Step 3. Try a fly with the pecs in an inclined position
In this variation of the previous exercise, you have to keep your arms outstretched at an angle of 45 ° and not 90 ° to the body. Look for a stable object that can hold the sash at a lower angle, such as a railing on a flight of stairs or a firm door handle.
- Pass the elastic band behind the stable object at a 45 ° angle. Hold both ends of the band in your hands and stretch it across your arms, which should form a 45 degree angle and stay slightly below shoulder height.
- Inhale as you bring your arms forward, towards your head, so that your hands meet in front of your chest at a 45 ° angle.
- Exhale as you return to the starting position, with your arms extended to the side.
- Repeat these movements, inhaling and exhaling, for 10-15 repetitions.
Step 4. Fly with your pecs bent forward
In this variation, you will bring your arms towards the floor and not towards your head. It may be easier to do this if you kneel on the ground. You can use the same object you chose for the sloped fly. Make sure you pass the elastic band behind the stable object so that it cannot move during the exercise.
- Kneel with your back to the stable object and pass the band behind it so that it is at a 45 ° angle to your body. Hold both ends of the band in your hands and stretch it across the width of your arms, which should form a 45 ° angle with your body and stay slightly below shoulder height.
- Inhale as you bring your arms forward, towards the ground, so that your hands meet in front of your chest at a 45 degree angle.
- Exhale as you return to the starting position, with your arms extended to the side.
- Repeat these movements, inhaling and exhaling, for 10-15 repetitions.
Method 3 of 3: Chest Lifts and Elastic Band Pushups
Step 1. Do a bench press lift with the elastic band
To do this exercise, you need a training bench that you can lift. If you don't have one, you can use a regular bench, as long as it can support your weight and you are able to lift it.
- Place the band under the legs of the bench near your head or upper body. Lie down on the bench and hold both ends of the sling. Bend your elbows and keep them facing away from you.
- Inhale as you extend your arms, until they are directly above you. Then, exhale as you bring your arms back towards your body and bend your elbows outwards.
- Repeat these movements 10-15 times.
Step 2. Try a standing chest lift
This exercise is great if you don't have gym equipment and are looking for a way to get your pecs to work. You need a stable object to tie the sling to during movement.
- Pass the elastic band behind the stable object at a 45 ° angle to the body. You can also use the band at 90 ° if you can't find a stable object with a lower bar.
- Hold both ends of the resistance band, keeping the handles horizontal and your elbows close to your body.
- Inhale as you extend your arms, until they are directly above you. Then, exhale as you bring them back towards you, bending your elbows.
- Repeat these movements 10-15 times.
Step 3. Try push-ups with the resistance band against a wall
Try this exercise if you are using elastic bands for the first time and are looking to build up your muscle mass. Doing push-ups on the ground is difficult for a beginner, so start in a standing position.

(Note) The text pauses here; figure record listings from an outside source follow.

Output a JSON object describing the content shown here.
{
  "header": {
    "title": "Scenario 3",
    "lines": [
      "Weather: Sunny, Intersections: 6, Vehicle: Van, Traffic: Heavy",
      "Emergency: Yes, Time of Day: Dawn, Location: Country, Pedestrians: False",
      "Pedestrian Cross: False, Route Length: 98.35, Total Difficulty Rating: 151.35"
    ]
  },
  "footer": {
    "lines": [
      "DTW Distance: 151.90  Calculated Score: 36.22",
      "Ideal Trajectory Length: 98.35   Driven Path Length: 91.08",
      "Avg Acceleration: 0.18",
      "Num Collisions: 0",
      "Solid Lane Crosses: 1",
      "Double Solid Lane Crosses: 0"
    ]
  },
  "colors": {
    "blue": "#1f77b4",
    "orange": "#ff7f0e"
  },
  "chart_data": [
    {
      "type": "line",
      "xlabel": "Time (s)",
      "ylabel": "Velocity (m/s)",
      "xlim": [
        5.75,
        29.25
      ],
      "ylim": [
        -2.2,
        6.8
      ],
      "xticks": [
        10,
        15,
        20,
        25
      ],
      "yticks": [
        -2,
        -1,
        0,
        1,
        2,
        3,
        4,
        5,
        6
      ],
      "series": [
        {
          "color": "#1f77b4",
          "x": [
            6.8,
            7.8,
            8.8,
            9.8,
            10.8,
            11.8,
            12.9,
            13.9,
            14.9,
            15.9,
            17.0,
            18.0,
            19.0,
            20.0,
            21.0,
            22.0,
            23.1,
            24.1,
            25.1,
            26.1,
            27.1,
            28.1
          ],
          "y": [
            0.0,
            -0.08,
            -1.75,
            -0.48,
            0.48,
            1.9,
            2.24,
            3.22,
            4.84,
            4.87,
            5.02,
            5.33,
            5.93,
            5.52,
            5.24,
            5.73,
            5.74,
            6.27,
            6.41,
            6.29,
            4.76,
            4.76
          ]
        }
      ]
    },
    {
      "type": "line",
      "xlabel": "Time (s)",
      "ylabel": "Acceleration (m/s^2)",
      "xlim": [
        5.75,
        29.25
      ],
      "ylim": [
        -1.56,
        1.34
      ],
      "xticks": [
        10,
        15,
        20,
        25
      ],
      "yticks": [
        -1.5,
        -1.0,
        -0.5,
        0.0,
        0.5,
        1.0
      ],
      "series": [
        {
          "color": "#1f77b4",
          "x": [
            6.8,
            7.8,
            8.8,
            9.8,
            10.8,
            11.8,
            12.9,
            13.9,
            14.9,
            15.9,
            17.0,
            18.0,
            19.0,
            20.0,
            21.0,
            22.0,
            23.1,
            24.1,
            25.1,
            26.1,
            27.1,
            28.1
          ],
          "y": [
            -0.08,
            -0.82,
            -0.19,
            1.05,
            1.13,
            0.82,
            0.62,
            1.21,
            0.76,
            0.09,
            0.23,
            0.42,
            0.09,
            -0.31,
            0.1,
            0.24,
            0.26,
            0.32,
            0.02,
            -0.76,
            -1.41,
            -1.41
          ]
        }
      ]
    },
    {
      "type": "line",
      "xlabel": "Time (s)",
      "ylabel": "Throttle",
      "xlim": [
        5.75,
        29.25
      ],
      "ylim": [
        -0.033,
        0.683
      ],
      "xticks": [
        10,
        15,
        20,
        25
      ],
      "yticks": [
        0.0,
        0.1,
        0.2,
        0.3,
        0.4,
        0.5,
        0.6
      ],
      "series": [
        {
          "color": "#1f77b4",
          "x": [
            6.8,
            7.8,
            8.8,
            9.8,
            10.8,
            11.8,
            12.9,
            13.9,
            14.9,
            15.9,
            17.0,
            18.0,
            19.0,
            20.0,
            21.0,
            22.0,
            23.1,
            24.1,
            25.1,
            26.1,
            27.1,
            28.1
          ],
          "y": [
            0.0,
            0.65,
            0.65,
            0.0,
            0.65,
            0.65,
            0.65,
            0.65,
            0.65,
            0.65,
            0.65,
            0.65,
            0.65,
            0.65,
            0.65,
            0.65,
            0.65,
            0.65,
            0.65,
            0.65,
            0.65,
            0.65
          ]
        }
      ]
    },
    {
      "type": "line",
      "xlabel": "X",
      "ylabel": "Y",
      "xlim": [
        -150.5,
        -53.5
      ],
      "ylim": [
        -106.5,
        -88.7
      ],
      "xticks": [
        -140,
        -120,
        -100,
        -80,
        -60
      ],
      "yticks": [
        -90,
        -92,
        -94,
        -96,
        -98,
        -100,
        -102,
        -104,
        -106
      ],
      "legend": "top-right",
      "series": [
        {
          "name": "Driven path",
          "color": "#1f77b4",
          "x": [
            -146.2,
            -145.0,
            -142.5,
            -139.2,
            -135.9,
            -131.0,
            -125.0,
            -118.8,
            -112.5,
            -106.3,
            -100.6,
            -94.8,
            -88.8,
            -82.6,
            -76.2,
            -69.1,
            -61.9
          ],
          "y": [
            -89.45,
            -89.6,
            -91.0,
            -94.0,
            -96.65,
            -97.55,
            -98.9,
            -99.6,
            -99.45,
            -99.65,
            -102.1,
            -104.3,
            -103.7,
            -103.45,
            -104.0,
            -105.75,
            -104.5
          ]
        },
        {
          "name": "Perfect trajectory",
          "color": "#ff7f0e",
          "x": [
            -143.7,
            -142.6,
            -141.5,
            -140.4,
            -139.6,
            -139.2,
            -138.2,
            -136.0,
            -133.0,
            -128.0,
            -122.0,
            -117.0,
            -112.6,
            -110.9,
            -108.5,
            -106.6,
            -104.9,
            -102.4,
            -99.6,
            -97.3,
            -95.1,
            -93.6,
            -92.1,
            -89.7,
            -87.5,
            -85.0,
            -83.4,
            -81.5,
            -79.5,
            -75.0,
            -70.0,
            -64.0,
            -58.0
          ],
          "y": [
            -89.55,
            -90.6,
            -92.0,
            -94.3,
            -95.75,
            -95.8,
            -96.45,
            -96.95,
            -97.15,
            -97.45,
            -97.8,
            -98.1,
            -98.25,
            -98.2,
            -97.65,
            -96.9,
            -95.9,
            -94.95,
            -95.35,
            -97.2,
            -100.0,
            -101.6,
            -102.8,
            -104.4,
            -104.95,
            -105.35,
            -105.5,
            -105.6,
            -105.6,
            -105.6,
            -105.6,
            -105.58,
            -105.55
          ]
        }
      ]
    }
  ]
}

- Pull the band around your body so that it is under your shoulder blades in the middle of your back. Hold the handles of the band with your hands and hold them against a wall. Stand up straight, keep your legs straight behind you and together. Your body should form a sharp angle with the wall.
- Inhale and push your hands against the wall as you lower your body towards it. Exhale as you take your body off the wall.
- Repeat these movements 10-15 times.
Step 4. Test yourself with military push-ups with an elastic band
Once you are familiar with the wall push-up position, move on to the floor push-ups.
- Loop the band around your upper body, just below the shoulder blades. Hold the handles of the band with your hands and bring them to the ground at shoulder distance. Keep your legs stretched out behind you, bringing your feet together.
- Inhale as you push down with your hands and lower your body towards the floor. Exhale as you push with your hands to the ground and lift your body.
- Repeat these movements 10-15 times.